Zu berichten gebe es jedenfalls viel. Etwa, dass die in diesen Frühlingstagen umherschwirrenden Falter zum Großteil nicht frisch geschlüpft seien, sondern quasi als Vorjahres-Schmetterlinge aus ihrem Winterverstecken, etwa in Spalten und Ritzen in Kellern oder auf Dachböden, hervorgekommen seien. Diese Generation sorge nun mit Paarung und Eiablage für Nachkommen und sterbe dann ab. Schmetterlinge, die nach dem Raupen- und Puppenstadium im Sommer umherflögen, seien dann Generation Nummer zwei, die sich ab Herbst wiederum in Winterruhe begebe.

Fritz Weber gerät ins Schwärmen, wenn er von Tagfaltern erzählt.
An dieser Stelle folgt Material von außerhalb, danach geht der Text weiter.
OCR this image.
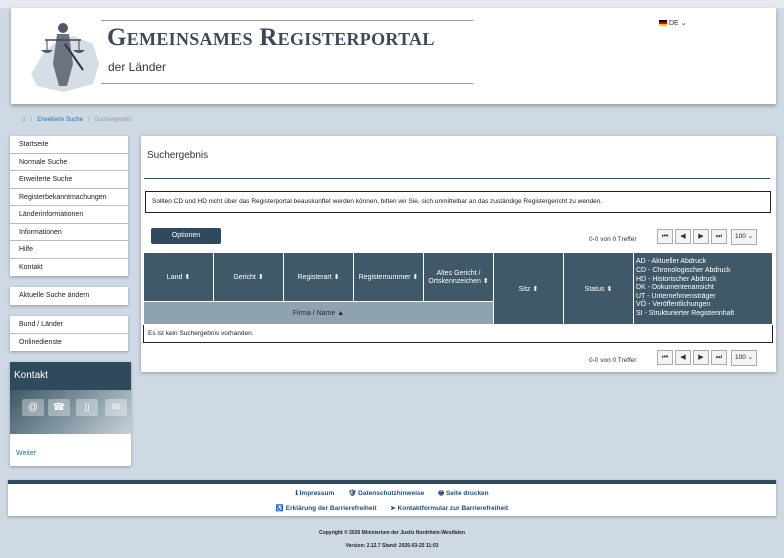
Gemeinsames Registerportal
der Länder
DE ⌄
⌂ / Erweiterte Suche / Suchergebnis
Startseite
Normale Suche
Erweiterte Suche
Registerbekanntmachungen
Länderinformationen
Informationen
Hilfe
Kontakt
Aktuelle Suche ändern
Bund / Länder
Onlinedienste
Kontakt
@	☎	▯	✉
Weiter
Suchergebnis
Sollten CD und HD nicht über das Registerportal beauskunftet werden können, bitten wir Sie, sich unmittelbar an das zuständige Registergericht zu wenden.
Optionen
0-0 von 0 Treffer	⏮	◀	▶	⏭	100 ⌄
Land ⬍	Gericht ⬍	Registerart ⬍	Registernummer ⬍	Altes Gericht / Ortskennzeichen ⬍	Sitz ⬍	Status ⬍	
AD - Aktueller Abdruck
CD - Chronologischer Abdruck
HD - Historischer Abdruck
DK - Dokumentenansicht
UT - Unternehmensträger
VÖ - Veröffentlichungen
SI - Strukturierter Registerinhalt

Firma / Name ▲
Es ist kein Suchergebnis vorhanden.
0-0 von 0 Treffer	⏮	◀	▶	⏭	100 ⌄
ℹ Impressum 🛡 Datenschutzhinweise 🖶 Seite drucken
♿ Erklärung der Barrierefreiheit ➤ Kontaktformular zur Barrierefreiheit
Copyright © 2026 Ministerium der Justiz Nordrhein-Westfalen
Version: 2.12.7 Stand: 2026-03-25 11:03
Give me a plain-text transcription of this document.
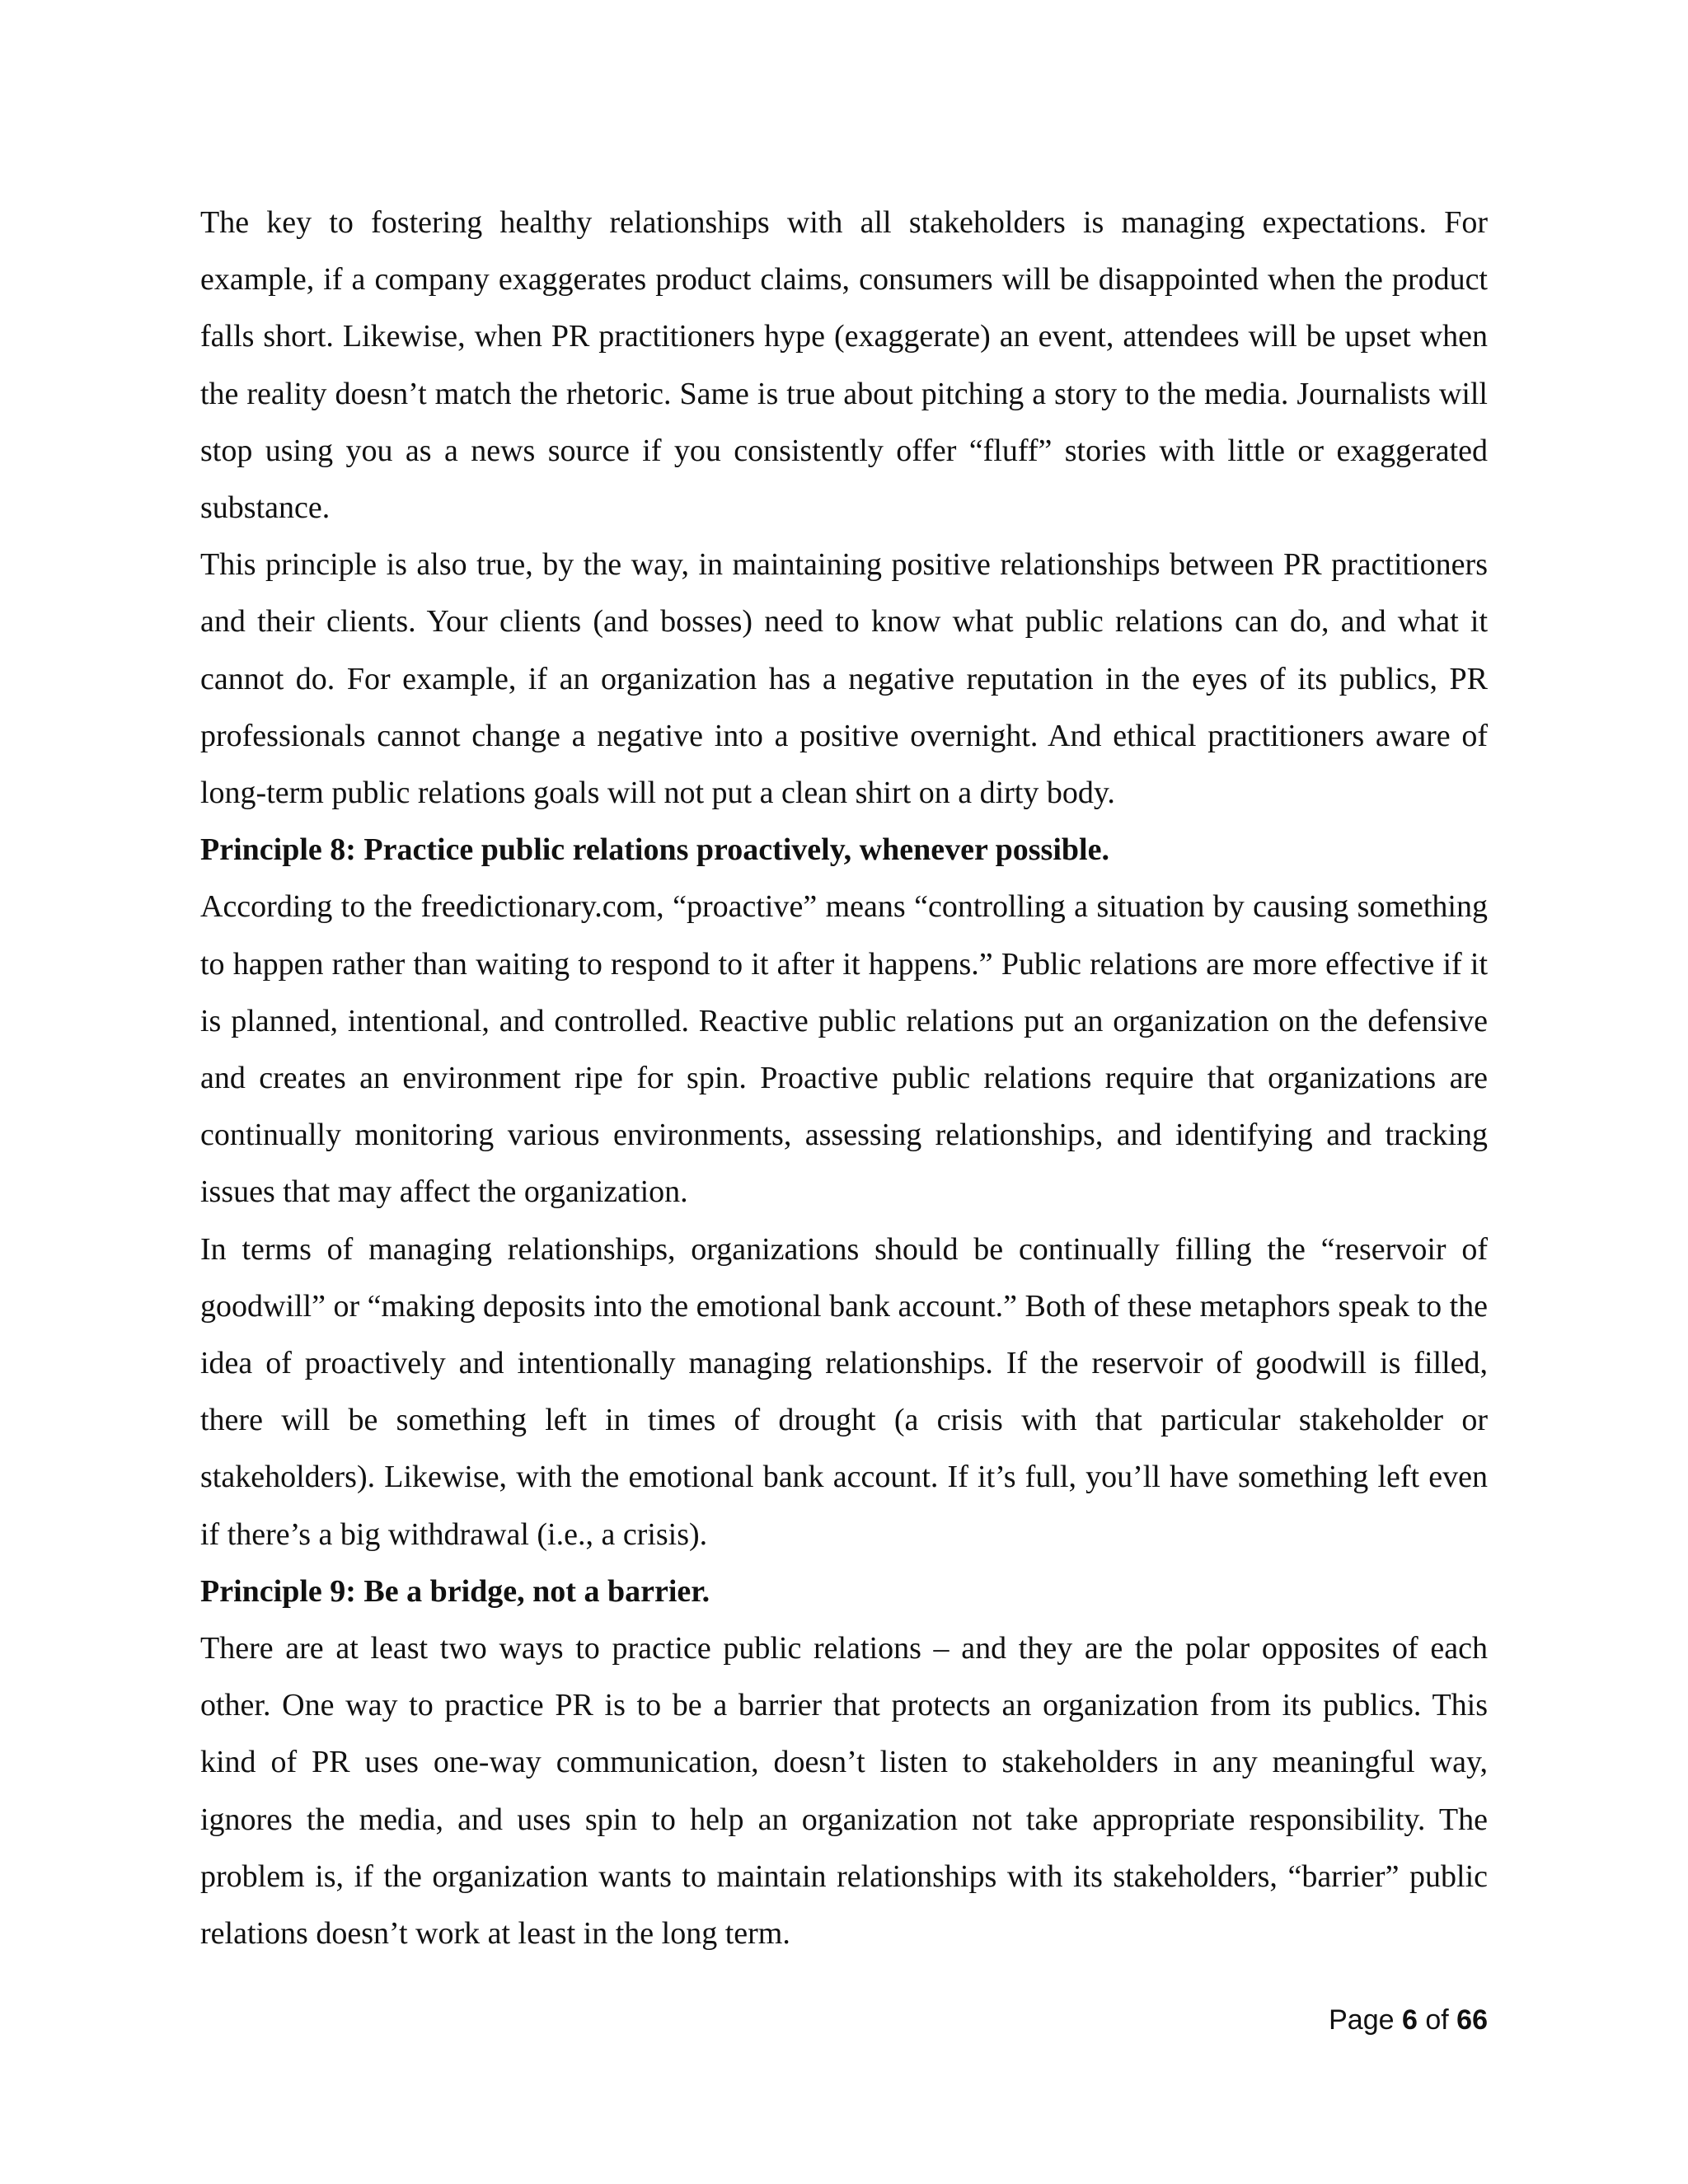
The key to fostering healthy relationships with all stakeholders is managing expectations. For example, if a company exaggerates product claims, consumers will be disappointed when the product falls short. Likewise, when PR practitioners hype (exaggerate) an event, attendees will be upset when the reality doesn’t match the rhetoric. Same is true about pitching a story to the media. Journalists will stop using you as a news source if you consistently offer “fluff” stories with little or exaggerated substance.

This principle is also true, by the way, in maintaining positive relationships between PR practitioners and their clients. Your clients (and bosses) need to know what public relations can do, and what it cannot do. For example, if an organization has a negative reputation in the eyes of its publics, PR professionals cannot change a negative into a positive overnight. And ethical practitioners aware of long-term public relations goals will not put a clean shirt on a dirty body.

Principle 8: Practice public relations proactively, whenever possible.

According to the freedictionary.com, “proactive” means “controlling a situation by causing something to happen rather than waiting to respond to it after it happens.” Public relations are more effective if it is planned, intentional, and controlled. Reactive public relations put an organization on the defensive and creates an environment ripe for spin. Proactive public relations require that organizations are continually monitoring various environments, assessing relationships, and identifying and tracking issues that may affect the organization.

In terms of managing relationships, organizations should be continually filling the “reservoir of goodwill” or “making deposits into the emotional bank account.” Both of these metaphors speak to the idea of proactively and intentionally managing relationships. If the reservoir of goodwill is filled, there will be something left in times of drought (a crisis with that particular stakeholder or stakeholders). Likewise, with the emotional bank account. If it’s full, you’ll have something left even if there’s a big withdrawal (i.e., a crisis).

Principle 9: Be a bridge, not a barrier.

There are at least two ways to practice public relations – and they are the polar opposites of each other. One way to practice PR is to be a barrier that protects an organization from its publics. This kind of PR uses one-way communication, doesn’t listen to stakeholders in any meaningful way, ignores the media, and uses spin to help an organization not take appropriate responsibility. The problem is, if the organization wants to maintain relationships with its stakeholders, “barrier” public relations doesn’t work at least in the long term.

Page 6 of 66
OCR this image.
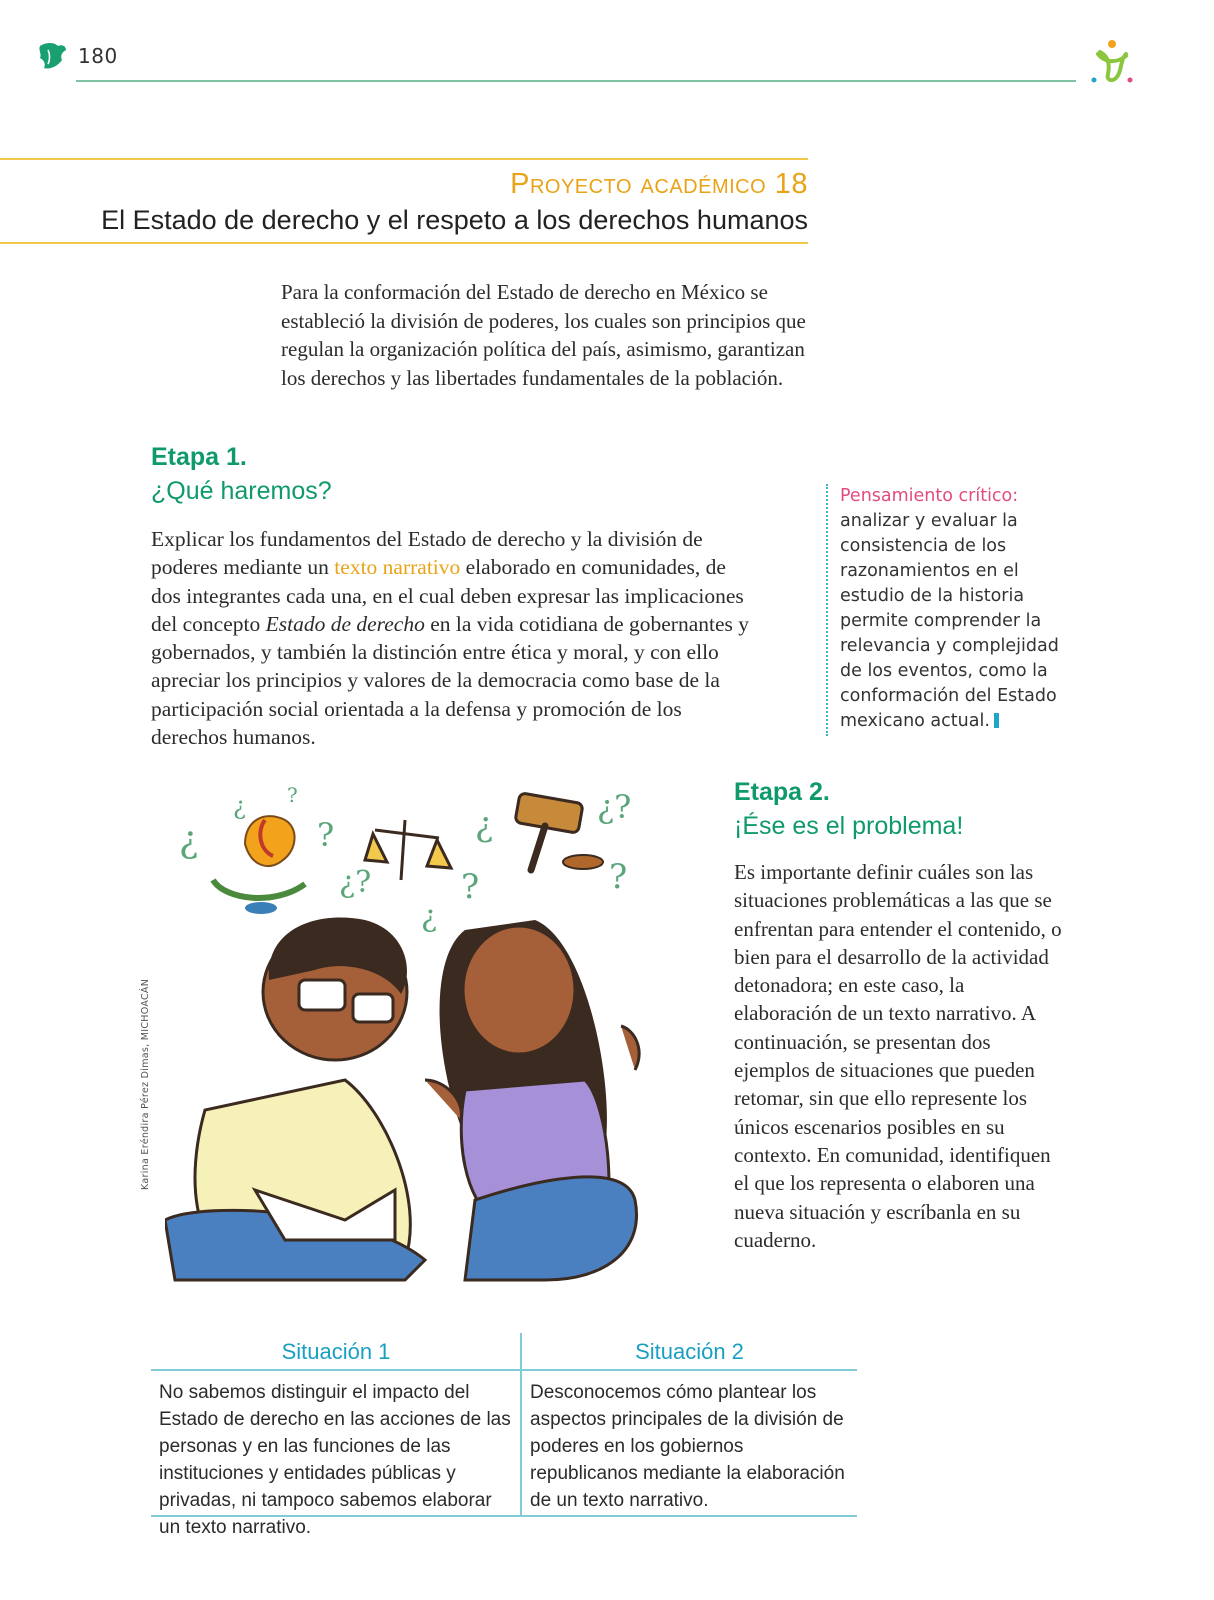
180
Proyecto académico 18
El Estado de derecho y el respeto a los derechos humanos

Para la conformación del Estado de derecho en México se estableció la división de poderes, los cuales son principios que regulan la organización política del país, asimismo, garantizan los derechos y las libertades fundamentales de la población.

Etapa 1.
¿Qué haremos?

Explicar los fundamentos del Estado de derecho y la división de poderes mediante un texto narrativo elaborado en comunidades, de dos integrantes cada una, en el cual deben expresar las implicaciones del concepto Estado de derecho en la vida cotidiana de gobernantes y gobernados, y también la distinción entre ética y moral, y con ello apreciar los principios y valores de la democracia como base de la participación social orientada a la defensa y promoción de los derechos humanos.

Pensamiento crítico: analizar y evaluar la consistencia de los razonamientos en el estudio de la historia permite comprender la relevancia y complejidad de los eventos, como la conformación del Estado mexicano actual.
Etapa 2.
¡Ése es el problema!

Es importante definir cuáles son las situaciones problemáticas a las que se enfrentan para entender el contenido, o bien para el desarrollo de la actividad detonadora; en este caso, la elaboración de un texto narrativo. A continuación, se presentan dos ejemplos de situaciones que pueden retomar, sin que ello represente los únicos escenarios posibles en su contexto. En comunidad, identifiquen el que los representa o elaboren una nueva situación y escríbanla en su cuaderno.

¿
¿ ?
?
¿?
¿
?
¿	¿?
?
Karina Eréndira Pérez Dimas, MICHOACÁN
Situación 1
No sabemos distinguir el impacto del Estado de derecho en las acciones de las personas y en las funciones de las instituciones y entidades públicas y privadas, ni tampoco sabemos elaborar un texto narrativo.
Situación 2
Desconocemos cómo plantear los aspectos principales de la división de poderes en los gobiernos republicanos mediante la elaboración de un texto narrativo.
Schon als Schüler habe er sich für die Insekten begeistert. Was ihn an Schmetterlingen so fasziniert? „Ganz einfach: Ihre Schönheit, die ins Auge sticht. Die vielen Erscheinungsformen, die Farbenpracht, die Artenvielfalt.“ Und um all das zu sehen, müsse man nicht einmal in ferne Länder reisen.